La troisième leçon a décrit de façon plus précise les qubits supraconducteurs basés sur l’effet Josephson. Pour manipuler l’état du qubit et le détecter, il faut insérer la jonction dans des circuits extérieurs. Le contrôle de la fréquence du qubit et sa détection peuvent se faire en envoyant un courant continu dans la jonction ou de façon inductive, en créant un flux magnétique à travers le circuit incluant la jonction. Il en résulte une modification du hamiltonien du système qui présente un minimum local autour duquel la particule effective représentant le qubit est piégée.
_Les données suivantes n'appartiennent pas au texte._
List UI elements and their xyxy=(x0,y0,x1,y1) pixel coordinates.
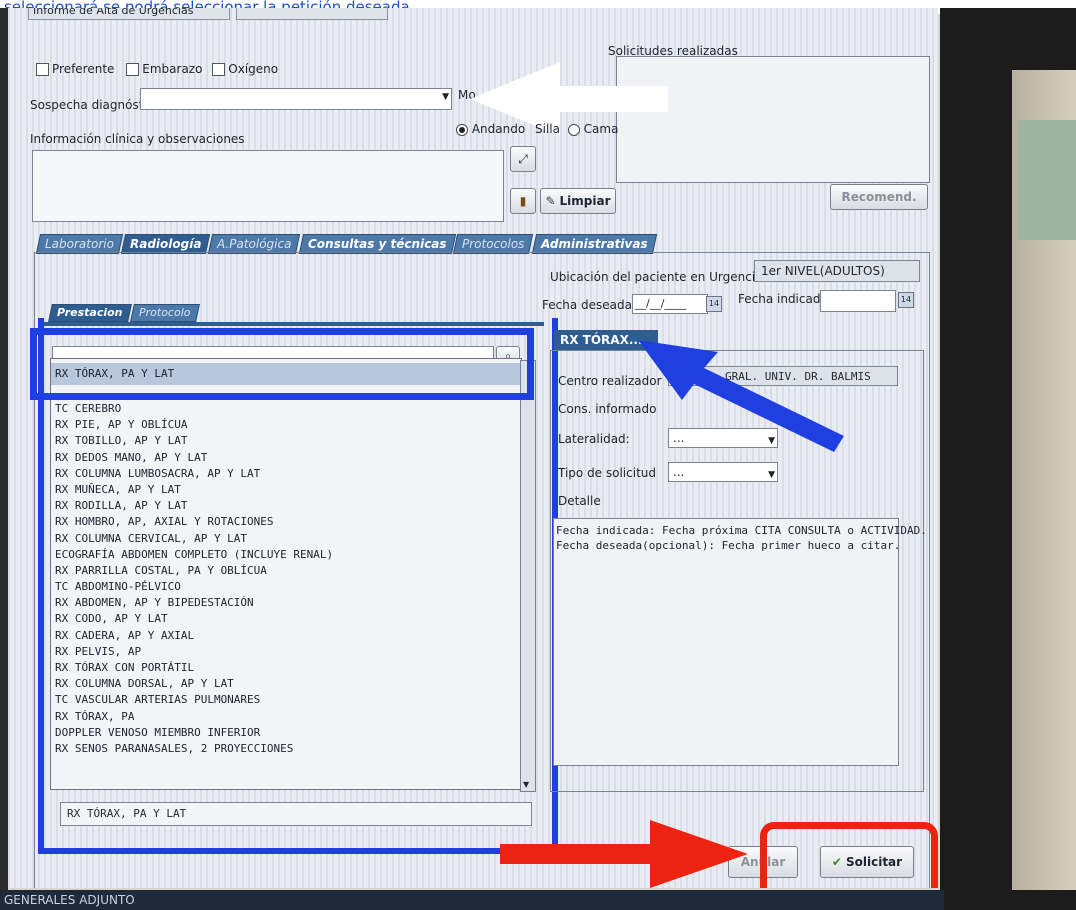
calendar-icon[interactable]: 14 xyxy=(706,296,722,312)
background-panel xyxy=(1018,120,1076,240)
limpiar-label: Limpiar xyxy=(559,194,611,208)
info-clinica-label: Información clínica y observaciones xyxy=(30,132,245,146)
tab-consultas[interactable]: Consultas y técnicas xyxy=(298,234,456,254)
flags-row: Preferente Embarazo Oxígeno xyxy=(36,62,278,76)
recomend-label: Recomend. xyxy=(841,190,917,204)
tipo-solicitud-label: Tipo de solicitud xyxy=(558,466,657,480)
broom-icon: ✎ xyxy=(545,194,556,208)
preferente-label: Preferente xyxy=(52,62,115,76)
sospecha-combo[interactable]: ▼ xyxy=(140,88,452,110)
monitor-bezel-left xyxy=(0,8,8,910)
tab-secondary[interactable] xyxy=(236,8,388,20)
radio-silla-label: Silla xyxy=(535,122,560,136)
detalle-line: Fecha deseada(opcional): Fecha primer hu… xyxy=(556,539,901,552)
ubicacion-label: Ubicación del paciente en Urgencias xyxy=(550,270,769,284)
expand-button[interactable]: ⤢ xyxy=(510,146,536,172)
tab-protocolos[interactable]: Protocolos xyxy=(453,234,534,254)
blue-arrow-annotation xyxy=(638,340,844,452)
highlight-solicitar-frame xyxy=(760,822,938,888)
detalle-line: Fecha indicada: Fecha próxima CITA CONSU… xyxy=(556,524,927,537)
radio-cama[interactable] xyxy=(567,123,580,136)
lateralidad-label: Lateralidad: xyxy=(558,432,630,446)
fecha-indicada-label: Fecha indicada xyxy=(738,292,828,306)
document-tabs: Informe de Alta de Urgencias xyxy=(28,8,388,20)
tab-laboratorio[interactable]: Laboratorio xyxy=(35,234,124,254)
oxigeno-checkbox[interactable] xyxy=(212,63,226,76)
radio-andando-label: Andando xyxy=(471,122,526,136)
detail-tab-label: RX TÓRAX... xyxy=(560,333,643,347)
movilidad-radios: Andando Silla Cama xyxy=(456,122,618,136)
embarazo-checkbox[interactable] xyxy=(126,63,140,76)
fecha-deseada-input[interactable]: __/__/____ xyxy=(632,294,708,314)
oxigeno-label: Oxígeno xyxy=(228,62,279,76)
embarazo-label: Embarazo xyxy=(142,62,203,76)
chevron-down-icon[interactable]: ▼ xyxy=(768,466,775,484)
red-arrow-annotation xyxy=(500,820,748,888)
fecha-deseada-label: Fecha deseada xyxy=(542,298,632,312)
detalle-label: Detalle xyxy=(558,494,601,508)
tipo-solicitud-select[interactable]: ... ▼ xyxy=(668,462,778,482)
application-window: Informe de Alta de Urgencias Preferente … xyxy=(8,8,938,888)
status-bar: GENERALES ADJUNTO xyxy=(0,890,944,910)
radio-cama-label: Cama xyxy=(583,122,619,136)
tab-administrativas[interactable]: Administrativas xyxy=(531,234,657,254)
tab-radiologia[interactable]: Radiología xyxy=(120,234,211,254)
book-button[interactable]: ▮ xyxy=(510,188,536,214)
preferente-checkbox[interactable] xyxy=(36,63,49,76)
tipo-solicitud-value: ... xyxy=(673,465,685,479)
tab-apatologica[interactable]: A.Patológica xyxy=(208,234,302,254)
limpiar-button[interactable]: ✎ Limpiar xyxy=(540,188,616,214)
radio-andando[interactable] xyxy=(456,123,468,136)
calendar-icon[interactable]: 14 xyxy=(898,292,914,308)
highlight-list-frame xyxy=(38,318,558,854)
tab-informe-alta[interactable]: Informe de Alta de Urgencias xyxy=(28,8,230,20)
detalle-textarea[interactable]: Fecha indicada: Fecha próxima CITA CONSU… xyxy=(553,518,927,766)
fecha-indicada-input[interactable] xyxy=(820,290,896,312)
book-icon: ▮ xyxy=(519,194,527,208)
expand-icon: ⤢ xyxy=(518,151,528,166)
chevron-down-icon[interactable]: ▼ xyxy=(442,92,449,102)
recomend-button[interactable]: Recomend. xyxy=(830,184,928,210)
status-text: GENERALES ADJUNTO xyxy=(4,893,135,907)
ubicacion-field: 1er NIVEL(ADULTOS) xyxy=(754,260,920,282)
main-tabbar: Laboratorio Radiología A.Patológica Cons… xyxy=(35,234,657,254)
info-clinica-textarea[interactable] xyxy=(32,150,504,222)
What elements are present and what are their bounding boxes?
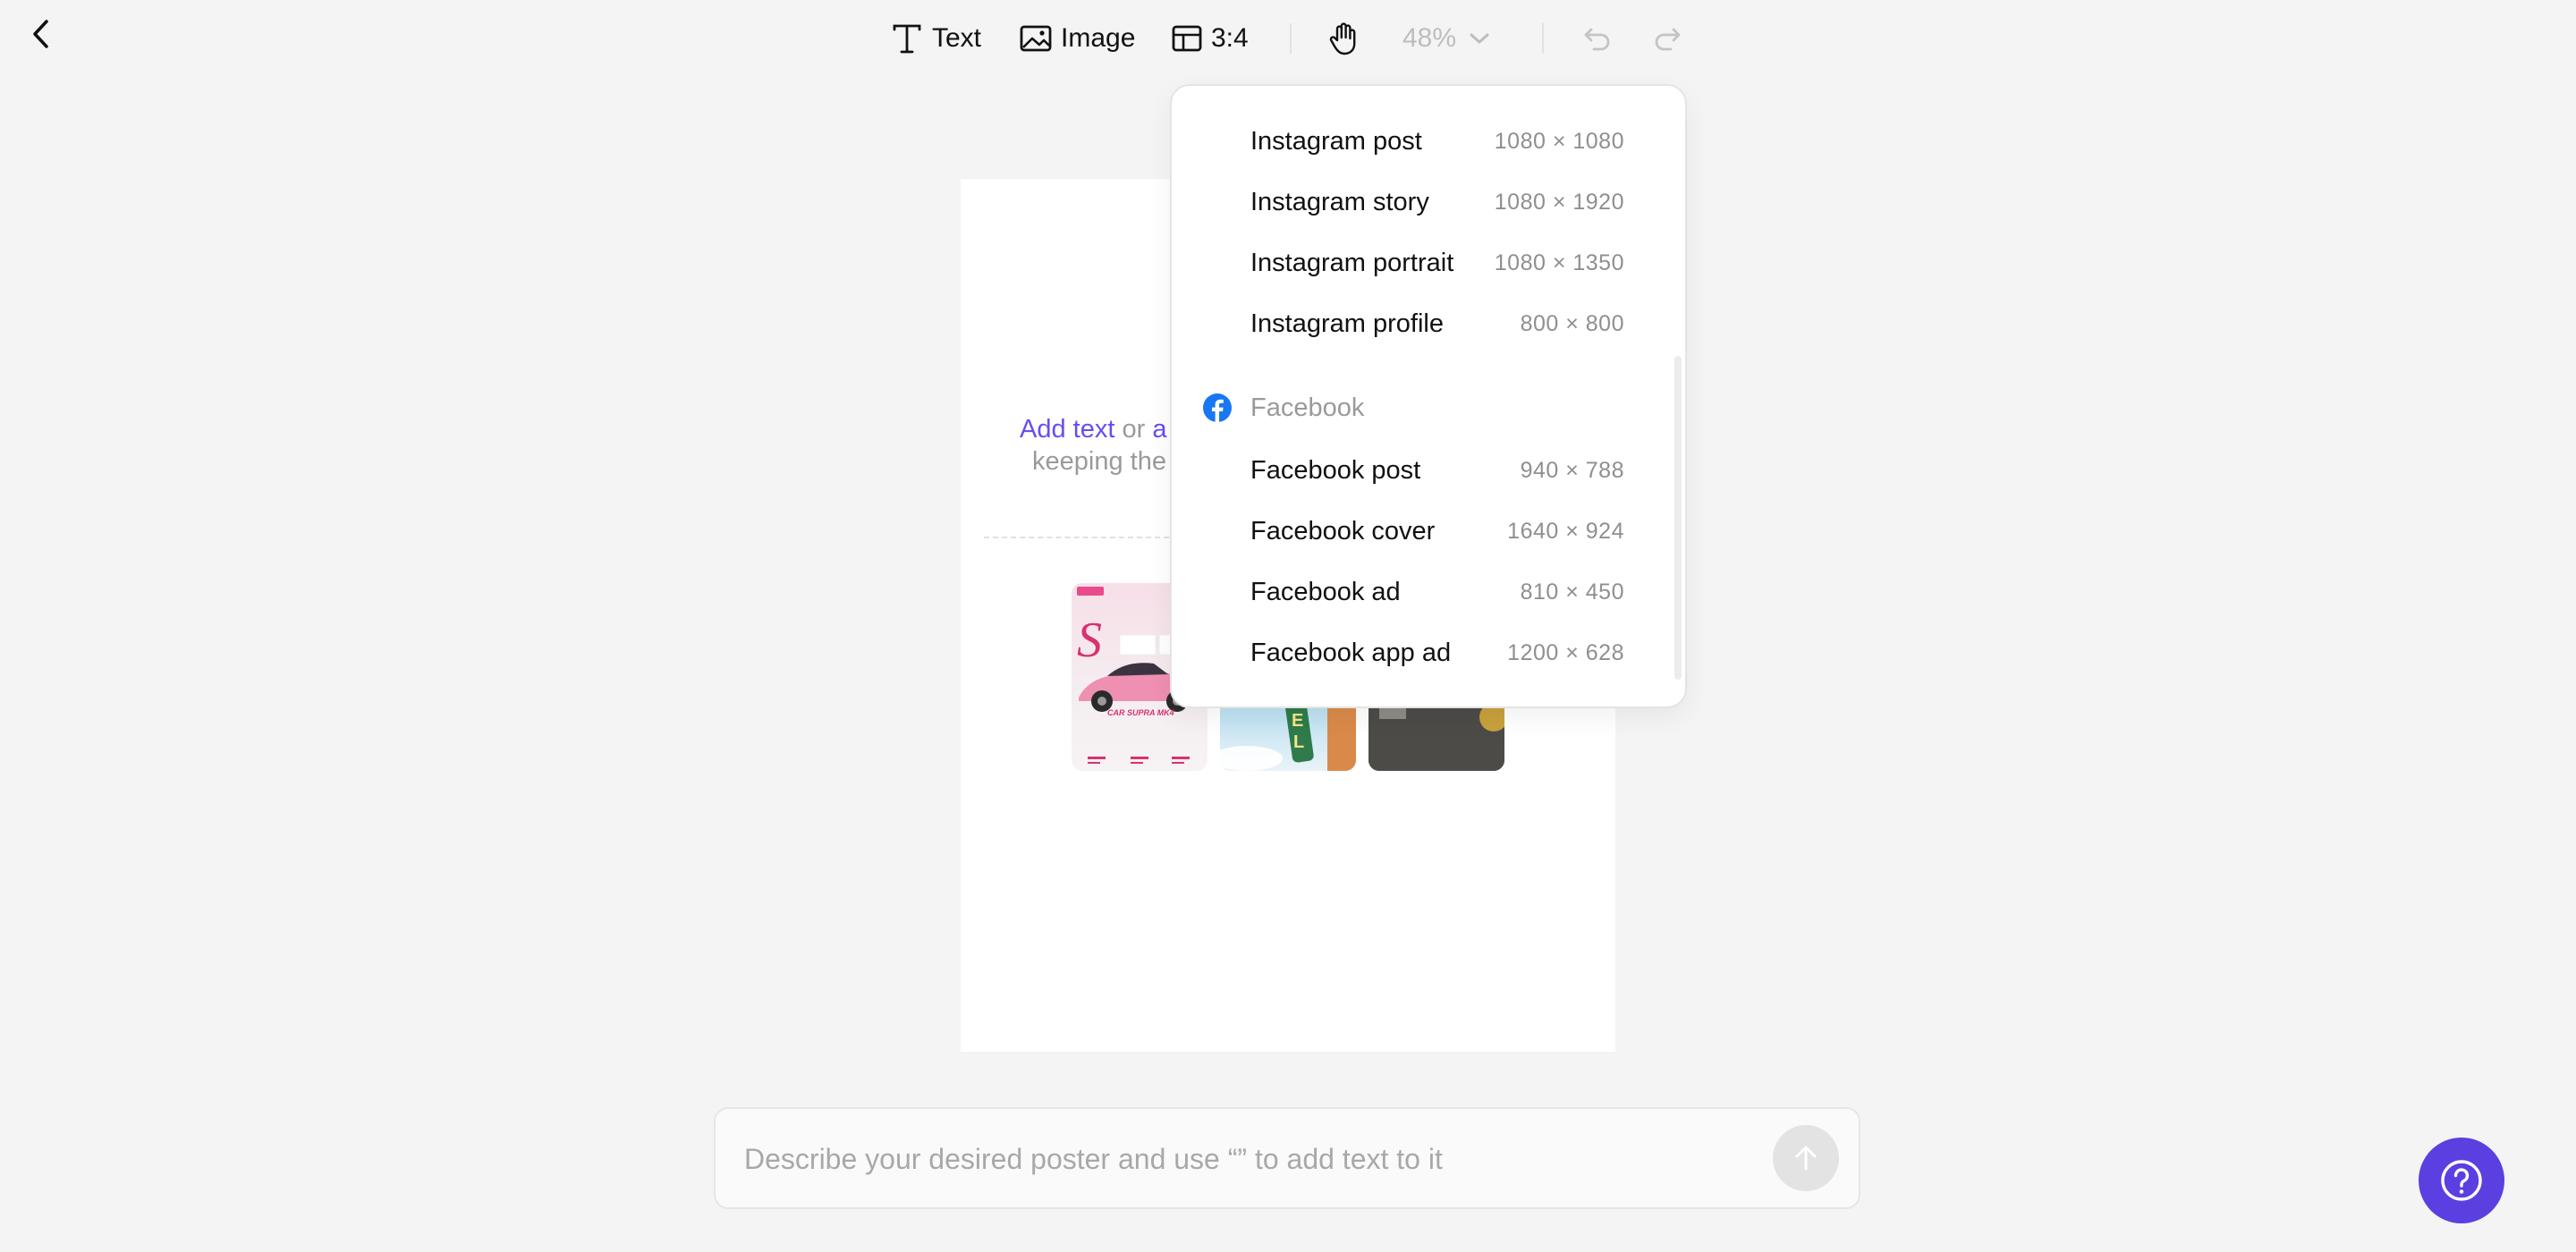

On réalise ainsi un « qubit de phase » (phase qubit) dont la fréquence est ajustée finement en jouant sur l’intensité du courant continu ou du flux de contrôle. La détection de l’état du qubit se fait en amenant son état excité au voisinage du sommet d’une barrière de potentiel associée au hamiltonien effectif, ce qui permet à la particule fictive représentant le qubit d’échapper au puits dans lequel elle est confinée. La variation brusque de la phase quantique (ou du flux magnétique) qui en résulte est détectée par un SQUID couplé au circuit du qubit. Nous avons également décrit comment réaliser des transformations unitaires de l’état du qubit en le couplant à travers une capacité à des impulsions radiofréquences. Le couplage capacitif de deux jonctions pour réaliser des portes logiques a été aussi analysé, ainsi que le couplage d’un qubit à un circuit de type LC constituant un résonateur radiofréquence. On obtient ainsi un système analogue à celui de l’électrodynamique quantique en cavité des expériences de l’ENS, le qubit supraconducteur remplaçant l’atome de Rydberg et le circuit LC la cavité supraconductrice. Dans les qubits de phase, la phase (ou le flux) sont relativement bien définis et la charge est la variable « floue » présentant de grandes fluctuations. Nous avons conclu la leçon en décrivant brièvement le principe des qubits de charge, dans lesquels c’est au contraire la charge qui est la variable précise et la phase la variable floue. Nous avons également décrit le principe du qubit de flux (flux qubit) dans lequel la particule effective oscille par effet tunnel entre deux puits symétriques.